To be clear, when you provide a dataset a .txt or .pdf file is excellent for human eyes to read, but a .pdf requires OCR analysis to extract the data that the developer already had in a perfectly good database.
I find that a pipe-delimited .csv file is the simplest format to receive data. For my websites, for example, a cemetery burial list of perhaps 5000 persons by last name, given names and other details can easily be added to a compilation of many cemeteries, where a person can go and look to learn that Uncle Joe died in Montana and was buried there. The researcher wouldn’t already know which cemetery website to visit. Let the cemetery run the cemetery and the cemetery website, and let me and other web developers download the burial lists and compile them into big databases which search engines will crawl.
It makes sense to trap the data behind a query-based search box only if they are proprietary, in which case, the query-based search box approach is useless to protect the data unless there are sufficient safeguards. Some give the whole dataset when the end-user simply hits the SEARCH button without entering any search terms.
When the data are public, it is best to provide one link to download a simple .txt file or .pdf file for human eyes, and another link to download the same data as a pipe-delimited .csv file for anybody who wants the whole dataset. A search box can help humans who want specific records, but remember that a Google-based search box will yield only the results that are crawled and indexed by Google. News media should provide a table of contents by the date the story ran.
You… do know what the “c” in csv stands for, right?
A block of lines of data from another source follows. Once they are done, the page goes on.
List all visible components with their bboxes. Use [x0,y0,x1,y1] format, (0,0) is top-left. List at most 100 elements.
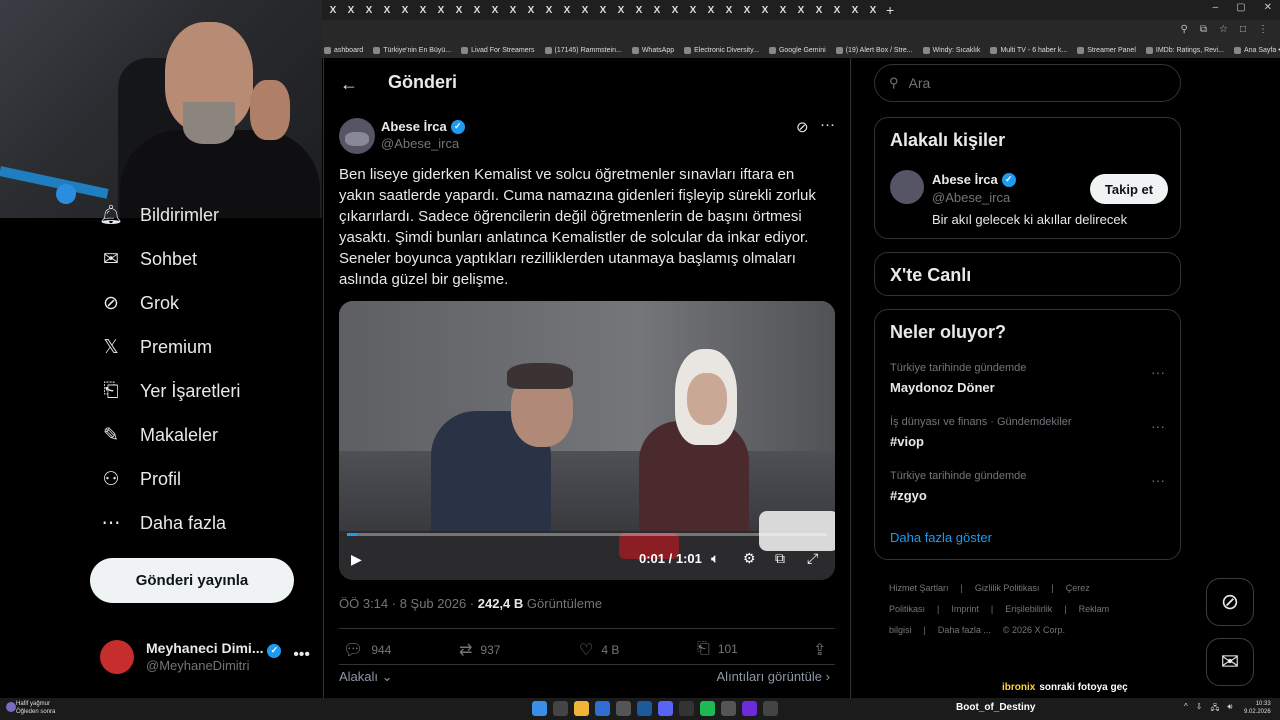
bookmark-item[interactable]: Electronic Diversity... [684,46,759,54]
new-tab-button[interactable]: + [886,2,894,18]
fullscreen-icon[interactable]: ⤢ [807,550,818,567]
search-box[interactable]: ⚲ [874,64,1181,102]
download-icon[interactable]: ⇩ [1196,702,1203,716]
clock[interactable]: 10:33 9.02.2026 [1244,700,1271,716]
browser-tab-close-icon[interactable]: X [324,2,342,18]
browser-tab-close-icon[interactable]: X [774,2,792,18]
app-icon[interactable] [595,701,610,716]
menu-icon[interactable]: ⋮ [1258,24,1268,35]
trend-more-icon[interactable]: ··· [1151,472,1165,488]
settings-gear-icon[interactable]: ⚙ [743,550,756,567]
bookmark-item[interactable]: Windy: Sıcaklık [922,46,980,54]
browser-tab-close-icon[interactable]: X [450,2,468,18]
trend-name[interactable]: #zgyo [890,488,927,503]
repost-button[interactable]: ⇄ 937 [459,640,500,660]
bookmark-item[interactable]: (19) Alert Box / Stre... [835,46,913,54]
browser-tab-close-icon[interactable]: X [594,2,612,18]
browser-tab-close-icon[interactable]: X [702,2,720,18]
bookmark-button[interactable]: ⎗ 101 [697,640,738,658]
app-icon[interactable] [742,701,757,716]
network-icon[interactable]: 🖧︎ [1210,702,1219,716]
bookmark-item[interactable]: Ana Sayfa • HBO Max [1233,46,1280,54]
grok-icon[interactable]: ⊘ [796,118,809,136]
browser-tab-close-icon[interactable]: X [864,2,882,18]
view-quotes-link[interactable]: Alıntıları görüntüle › [717,669,830,684]
bookmark-item[interactable]: Streamer Panel [1077,46,1136,54]
nav-item-makaleler[interactable]: ✎ Makaleler [100,424,218,446]
bookmark-item[interactable]: Google Gemini [768,46,826,54]
weather-icon[interactable] [6,702,16,712]
video-player[interactable]: ▶ 0:01 / 1:01 🔈︎ ⚙ ⧉ ⤢ [339,301,835,580]
bookmark-item[interactable]: WhatsApp [631,46,674,54]
account-switcher[interactable]: Meyhaneci Dimi... ✓ @MeyhaneDimitri ••• [100,636,310,680]
play-icon[interactable]: ▶ [351,551,362,568]
app-icon[interactable] [721,701,736,716]
browser-tab-close-icon[interactable]: X [558,2,576,18]
tweet-time[interactable]: ÖÖ 3:14 · 8 Şub 2026 · [339,596,478,611]
browser-tab-close-icon[interactable]: X [648,2,666,18]
bookmark-item[interactable]: Türkiye'nin En Büyü... [373,46,451,54]
author-name[interactable]: Abese İrca ✓ [381,119,465,134]
nav-item-grok[interactable]: ⊘ Grok [100,292,179,314]
footer-link[interactable]: Erişilebilirlik [1005,604,1052,614]
browser-tab-close-icon[interactable]: X [378,2,396,18]
browser-tab-close-icon[interactable]: X [540,2,558,18]
browser-tab-close-icon[interactable]: X [684,2,702,18]
browser-tab-close-icon[interactable]: X [396,2,414,18]
nav-item-daha-fazla[interactable]: ⋯ Daha fazla [100,512,227,534]
browser-tab-close-icon[interactable]: X [738,2,756,18]
pip-icon[interactable]: ⧉ [775,550,785,567]
post-button[interactable]: Gönderi yayınla [90,558,294,603]
show-more-link[interactable]: Daha fazla göster [890,530,992,545]
browser-tab-close-icon[interactable]: X [468,2,486,18]
live-panel[interactable]: X'te Canlı [874,252,1181,296]
reply-button[interactable]: 💬︎ 944 [343,640,391,660]
trend-more-icon[interactable]: ··· [1151,418,1165,434]
nav-item-sohbet[interactable]: ✉ Sohbet [100,248,197,270]
search-input[interactable] [908,75,1149,91]
trend-more-icon[interactable]: ··· [1151,364,1165,380]
author-avatar[interactable] [339,118,375,154]
related-dropdown[interactable]: Alakalı ⌄ [339,669,393,685]
like-button[interactable]: ♡ 4 B [579,640,619,660]
browser-tab-close-icon[interactable]: X [486,2,504,18]
steam-icon[interactable] [637,701,652,716]
browser-tab-close-icon[interactable]: X [414,2,432,18]
minimize-button[interactable]: – [1213,2,1219,13]
follow-button[interactable]: Takip et [1090,174,1168,204]
volume-icon[interactable]: 🔊︎ [1227,702,1232,716]
browser-tab-close-icon[interactable]: X [522,2,540,18]
messages-fab-icon[interactable]: ✉ [1206,638,1254,686]
sidepanel-icon[interactable]: □ [1240,24,1246,35]
back-arrow-icon[interactable]: ← [340,74,358,95]
browser-tab-close-icon[interactable]: X [846,2,864,18]
spotify-icon[interactable] [700,701,715,716]
author-handle[interactable]: @Abese_irca [381,136,459,151]
browser-tab-close-icon[interactable]: X [360,2,378,18]
search-taskbar-icon[interactable] [553,701,568,716]
browser-tab-close-icon[interactable]: X [666,2,684,18]
app-icon[interactable] [763,701,778,716]
browser-tab-close-icon[interactable]: X [792,2,810,18]
footer-link[interactable]: Imprint [951,604,979,614]
more-dots-icon[interactable]: ••• [293,646,310,664]
related-handle[interactable]: @Abese_irca [932,190,1010,205]
epic-icon[interactable] [679,701,694,716]
zoom-icon[interactable]: ⚲ [1181,24,1188,35]
star-icon[interactable]: ☆ [1219,24,1228,35]
footer-link[interactable]: Hizmet Şartları [889,583,949,593]
related-avatar[interactable] [890,170,924,204]
browser-tab-close-icon[interactable]: X [576,2,594,18]
browser-tab-close-icon[interactable]: X [828,2,846,18]
bookmark-item[interactable]: Multi TV - 6 haber k... [990,46,1067,54]
volume-icon[interactable]: 🔈︎ [711,550,719,567]
start-icon[interactable] [532,701,547,716]
bookmark-item[interactable]: (17145) Rammstein... [544,46,622,54]
weather-widget[interactable]: Hafif yağmur Öğleden sonra [16,700,55,716]
tray-expand-icon[interactable]: ^ [1184,702,1188,716]
discord-icon[interactable] [658,701,673,716]
close-window-button[interactable]: ✕ [1264,2,1272,13]
trend-name[interactable]: #viop [890,434,924,449]
browser-tab-close-icon[interactable]: X [756,2,774,18]
grok-fab-icon[interactable]: ⊘ [1206,578,1254,626]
They’ve got it in big databases.
That’s… not what a query based search box is for. The query based search box is for if you want the list of burials for Rose Hill cemetery, where there’s 250 people buried, you dont need to pull a dataset of 250,000,000 records from across the country, and load down the server with your request for data you dont want.
The information may well be in the public domain, but that doesn’t mean the database is. In examples like the one you mention, often it has taken hundreds of volunteers hundreds of hours to compile the database, so they won’t feel inclined to give away the whole caboodle.
By the way, this post is just so developers will think about not only the visitor who needs the nearest agent but also the visitor who wants the whole list of agents; there are of course reasons not to make it easy to download the whole thing but also there are developers who never imagined somebody would want to download the whole thing.
Gonna be honest, basically no developer is going to think about someone wanting to download their data unless they are specifically making a dataset for distribution. In fact, most websites put info in their terms of service PROHIBITING you from doing that…
PDF files are entirely printable characters, where printable characters include carriage returns and line feeds. Data in PDF files such as images are encoded using printable characters. Some documents seem to attempt to disable copying but normally text data in PDF files are text.
There are many things that websites (the people) do that I wish I could change. Such as, I think they should not call tracking (available as a built-in feature in most browsers) ad-blocking (something we must use an extension to get).